Doesn’t it seem like the foundation of society is crumbling? That as a country we have never been more divided?
It’s due in no small part to the abuse of language we experience daily in this Culture of Death. The abuse of power stems from and is made possible by the abuse of language. Killing a precious preborn baby by tearing her limb from her mother’s womb is only possible when the baby is no longer viewed as human or at least not as human as the woman.
The answer to our problem is found in a word, Jesus. We have the fullness of the truth as Roman Catholics. As America and the West devolve into secularism – that is, the decline of Christian civilization – protecting human life from injustice will only become more difficult. Why? St. John Paul II tells us:
“It is thus the Law as a whole which fully protects human life. This explains why it is so hard to remain faithful to the commandment “You shall not kill” when the other “words of life” (cf. Acts 7:38) with which this commandment is bound up are not observed. Detached from this wider framework, the commandment is destined to become nothing more than an obligation imposed from without, and very soon we begin to look for its limits and try to find mitigating factors and exceptions. Only when people are open to the fullness of the truth about God, man and history will the words “You shall not kill” shine forth once more as a good for man in himself and his relations with others. In such a perspective we can grasp the full truth of the passage of the Book of Deuteronomy which Jesus repeats in reply to the first temptation: “Man does not live by bread alone, but … by everything that proceeds out of the mouth of the Lord” (Dt 8:3; cf. Mt 4:4).
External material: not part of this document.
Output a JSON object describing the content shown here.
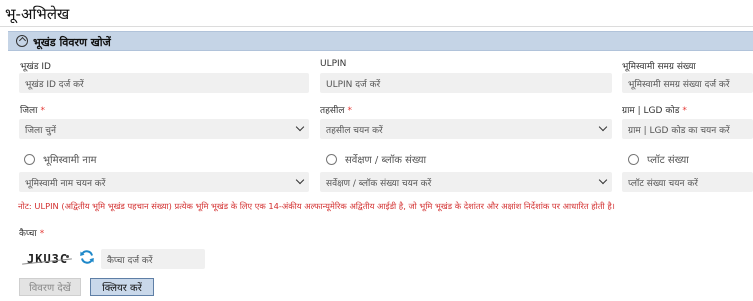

“It is by listening to the word of the Lord that we are able to live in dignity and justice. It is by observing the Law of God that we are able to bring forth fruits of life and happiness: “All who hold her fast will live, and those who forsake her will die” (Bar 4:1).
Evangelium Vitae 48
June 24, 2022, will always be cherished and honored in America for the overturning of the grave injustice of Roe v. Wade. Roman Catholics recognize the Providence of God’s loving Mercy to grant us such grace on the same day as the Feast of the Sacred Heart of Jesus, Feast of the Birth of St. John the Baptist, and the first reported apparition at Medjugorje in 1981 which is a kind of triptych of holy days. Our mission is ongoing and more vital than ever. Live not by Lies is an invaluable book by an orthodox Christian Rod Dreher. In his book, he shares inspiring stories of Christians brutally persecuted for the Faith, but they did not betray Our Blessed Lord. We are in a desperate fight to save souls and snatch them away from the clutches of the Evil One. Each of us can resist the abuse of language and the abuse of power by not living by lies. We must reject the false and fake and farcical language that is polluting our nation and the West.
Begin there. Live not by lies. Live in Love and Truth.